The Switch is unique because it allows players to enjoy the game of their choice in any location of their choice. Were there any specific challenges, with bringing a game that offers many screens of data, to the platform?

BH: We had to keep that in mind in everything we designed. There’s a lot going on in the game, but our philosophy has always been to keep the game simple on the surface, but allow more advanced players to dive into the nuances of the simulation. In general, we try to keep you in the world as much as possible. You spend a lot of time building rooms, placing objects, following characters, and you can access the most important information by selecting items in the world. But we also provide plenty of shortcuts in each menu so it’s easy to dig deeper and find out exactly how your campus is doing. Each menu is broken down into small chunks, and it’s quick to navigate through tabs and lists to find out what you want to know. It feels very natural on Switch.

Is there touchscreen functionality on the Switch version, when players are in handheld mode?

BH: We don’t support touch input, but we’re really happy with the controls on Switch. It’s really easy to build your campus and navigate the menus. We’ve designed all menus with handheld mode in mind, so it’s easy to read and select the information you need.

Switch games usually run at a lower frame rate or even lower resolution in order to run smoothly on the platform. How does the game work on Switch?

BH: From the beginning, the plan was to release the game on multiple platforms, so we designed everything with Switch in mind.

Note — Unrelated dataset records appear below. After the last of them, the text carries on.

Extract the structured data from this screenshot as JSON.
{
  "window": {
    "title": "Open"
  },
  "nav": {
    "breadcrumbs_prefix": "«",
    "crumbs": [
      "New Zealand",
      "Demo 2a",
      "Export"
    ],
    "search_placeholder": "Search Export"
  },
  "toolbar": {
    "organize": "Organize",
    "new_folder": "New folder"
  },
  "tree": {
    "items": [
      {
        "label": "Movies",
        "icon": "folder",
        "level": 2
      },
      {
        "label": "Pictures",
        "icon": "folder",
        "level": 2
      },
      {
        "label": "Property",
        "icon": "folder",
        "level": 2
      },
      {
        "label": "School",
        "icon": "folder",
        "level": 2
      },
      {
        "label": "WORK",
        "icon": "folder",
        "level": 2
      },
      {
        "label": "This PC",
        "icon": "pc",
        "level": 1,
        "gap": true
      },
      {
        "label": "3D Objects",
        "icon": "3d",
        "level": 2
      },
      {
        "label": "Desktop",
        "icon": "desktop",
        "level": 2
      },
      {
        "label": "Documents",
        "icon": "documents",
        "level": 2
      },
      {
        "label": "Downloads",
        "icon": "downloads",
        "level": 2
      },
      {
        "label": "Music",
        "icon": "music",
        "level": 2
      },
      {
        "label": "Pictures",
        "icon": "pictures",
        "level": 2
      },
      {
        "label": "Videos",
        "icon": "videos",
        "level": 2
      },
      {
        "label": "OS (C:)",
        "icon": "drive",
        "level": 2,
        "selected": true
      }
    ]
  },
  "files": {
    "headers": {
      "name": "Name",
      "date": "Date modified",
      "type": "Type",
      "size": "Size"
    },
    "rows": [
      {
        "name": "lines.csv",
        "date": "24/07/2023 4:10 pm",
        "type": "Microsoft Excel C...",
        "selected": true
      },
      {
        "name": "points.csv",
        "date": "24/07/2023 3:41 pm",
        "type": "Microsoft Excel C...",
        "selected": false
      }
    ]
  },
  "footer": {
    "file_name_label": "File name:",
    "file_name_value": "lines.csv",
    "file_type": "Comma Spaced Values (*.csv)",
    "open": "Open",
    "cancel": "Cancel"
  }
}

Our experience bringing Two Point Hospital to consoles really helped here too. We built Campus from the ground up to make sure we can optimize it for all platforms. We also plan to keep updating the game with more content after launch, so we’ll keep optimizing it to allow people to build even bigger campuses!

Sim games usually feature modes like sandbox, are there any new modes or ways to play introduced in the series with Campus?

BH: We have sandbox mode, with a whole range of different settings to play with. It’s great for people who just want to get creative and build their dream campus, or for people who want to create a real challenge for themselves. And of course there’s the classic career mode where you progress through Two Point County by earning stars for each campus. But we’re also very interested in other ways to play the game, and we want to continue updating the game once it’s released, so watch this space!

Long question, but will the Switch version support amiibo?

BH: Unfortunately not!

Is there anything you would like to tell Switch gamers about Two Point Campus?

BH: I’m really looking forward to seeing how people use all the new creative tools we’ve developed for Campus. It’s really easy to build your campus, customize your rooms, decorate campus grounds, and rearrange everything to experiment with different layouts. You decide which classes to run, and that shapes your student population. Thus, everyone ends up with a campus of their own. Doing this on a Switch is nice, and portable mode makes it really easy to show off your campus to your friends.

Two Point Campus releases on August 9, it was originally supposed to release in May but a three-month delay was announced alongside this preview.